Stocks Head Into Stormy October, Dollar Defies Ugly Mood

Stocks Head Into Stormy October, Dollar Defies Ugly Mood
Bull and bear symbols for successful and bad trading are seen in front of the German stock exchange (Deutsche Boerse) in Frankfurt, Germany, on Feb. 12, 2019. Kai Pfaffenbach/Reuters
Reuters
Updated:

LONDON—European stocks sank to two-month lows on Friday after slides in Asia and on Wall Street, with euro zone inflation data expected to hit a 13-year high to compound investor fears over surging prices combining with stuttering growth.

On the first day of October, the month for some of history’s most infamous market routs, the STOXX index of 600 companies fell 0.9 percent, hitting its weakest level since mid-July.

The MSCI’s gauge of stocks across the globe shed 0.4 percent, with U.S. stock futures pointing to further falls.

With stellar economic growth figures now in the rear view mirror, markets were looking ugly going into October, Michael Hewson, chief markets analyst at CMC Markets, said.
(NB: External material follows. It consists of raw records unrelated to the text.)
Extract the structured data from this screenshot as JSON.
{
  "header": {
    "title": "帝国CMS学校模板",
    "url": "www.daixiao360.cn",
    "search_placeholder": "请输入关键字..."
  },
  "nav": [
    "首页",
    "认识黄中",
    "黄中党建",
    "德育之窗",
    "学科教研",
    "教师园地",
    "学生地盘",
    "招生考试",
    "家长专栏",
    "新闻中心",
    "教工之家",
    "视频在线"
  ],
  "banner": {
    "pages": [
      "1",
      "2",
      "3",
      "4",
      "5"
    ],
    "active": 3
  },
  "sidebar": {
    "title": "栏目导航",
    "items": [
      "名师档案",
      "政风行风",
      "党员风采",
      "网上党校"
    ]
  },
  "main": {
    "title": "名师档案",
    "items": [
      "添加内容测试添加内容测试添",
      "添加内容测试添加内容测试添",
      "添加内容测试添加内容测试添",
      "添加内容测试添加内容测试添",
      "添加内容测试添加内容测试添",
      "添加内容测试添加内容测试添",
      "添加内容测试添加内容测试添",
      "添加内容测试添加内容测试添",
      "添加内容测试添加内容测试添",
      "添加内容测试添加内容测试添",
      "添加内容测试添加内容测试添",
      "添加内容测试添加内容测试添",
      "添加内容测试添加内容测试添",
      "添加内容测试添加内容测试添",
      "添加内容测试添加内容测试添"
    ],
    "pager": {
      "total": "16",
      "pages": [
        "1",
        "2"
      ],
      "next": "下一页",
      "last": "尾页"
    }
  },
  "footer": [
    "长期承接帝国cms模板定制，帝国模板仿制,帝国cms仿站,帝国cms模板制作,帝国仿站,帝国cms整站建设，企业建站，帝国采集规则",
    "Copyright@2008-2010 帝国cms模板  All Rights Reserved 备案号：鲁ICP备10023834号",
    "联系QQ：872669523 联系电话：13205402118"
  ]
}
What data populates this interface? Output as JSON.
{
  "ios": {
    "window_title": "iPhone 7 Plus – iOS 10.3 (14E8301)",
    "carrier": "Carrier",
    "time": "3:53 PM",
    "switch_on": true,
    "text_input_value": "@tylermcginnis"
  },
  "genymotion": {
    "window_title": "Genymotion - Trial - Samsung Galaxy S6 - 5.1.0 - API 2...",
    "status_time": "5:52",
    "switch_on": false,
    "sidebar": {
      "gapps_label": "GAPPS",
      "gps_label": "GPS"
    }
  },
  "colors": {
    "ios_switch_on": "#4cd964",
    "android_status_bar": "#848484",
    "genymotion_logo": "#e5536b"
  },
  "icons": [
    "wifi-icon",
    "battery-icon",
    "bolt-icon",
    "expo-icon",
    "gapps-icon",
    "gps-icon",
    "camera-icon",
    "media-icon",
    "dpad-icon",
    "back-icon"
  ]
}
Data overnight showed that Asia’s manufacturing activity broadly stagnated in September as signs of slowing Chinese growth weighed on the region’s economies.

“There is a sense that with October’s reputation, worries about surging energy prices, supply chain disruptions, concerns about inflation and power shortages, October could be a fairly windy affair,” Hewson said.

Flash estimates of headline euro zone inflation are due at 0900 GMT, with UniCredit expecting a year-on-year rise to 3.3 percent, which would be its highest level since 2008.

“We expect headline inflation to peak in November at close to 4 percent,” UniCredit analysts said in a note.

Dollar Defies Mood

U.S. stock futures pointed to a 0.60 percent decline for the S&P 500, following a 1.19 percent drop in the index overnight that punctuated its worst month since March of last year.
U.S. dollar banknotes are seen in this photo illustration taken on Feb. 12, 2018. (Jose Luis Gonzalez/Illustration/Reuters)
U.S. dollar banknotes are seen in this photo illustration taken on Feb. 12, 2018. Jose Luis Gonzalez/Illustration/Reuters

The dollar, however, began the last quarter of 2021 near its highest levels of the year, and heading for its best week since June as currency markets braced for U.S. interest rates to rise before those of major peers.

The dollar index, which measures the currency against six major rivals, was off Thursday’s one-year high of 94.504, last changing hands at 94.287. Meanwhile, the benchmark 10-year U.S. Treasury yield was at 1.5013 percent.

In Asia, Japan’s Nikkei tumbled 2.3 percent to the lowest level since Sept. 3. An MSCI index of Asia-Pacific stocks slid 1.22 percent to its lowest since Aug. 24.

Chinese markets are closed for a week from Friday for the Golden Week holiday.

The debate over whether rising inflation mixed with patchier growth was a recipe for stagflation continued.

Federal Reserve Chair Jerome Powell said on Wednesday that resolving “tension” between high inflation and high unemployment is the Fed’s most urgent issue, acknowledging a potential conflict between the U.S. central bank’s two goals of stable prices and full employment.

The latest clues on the Fed’s policy normalisation path come with U.S. personal spending and core consumption deflator data later in the day.

Crude prices continued to ease after Brent topped $80 a barrel earlier in the week for the first time in three years.

Brent crude futures slipped 0.5 percent from Thursday to$77.92, while U.S. crude futures fell 0.6 percent to $74.57.

Gold, despite being traditionally an inflation hedge and safe haven, eased 0.26 percent to $1,752 an ounce, following Thursday’s 1.77 percent surge, the biggest since March.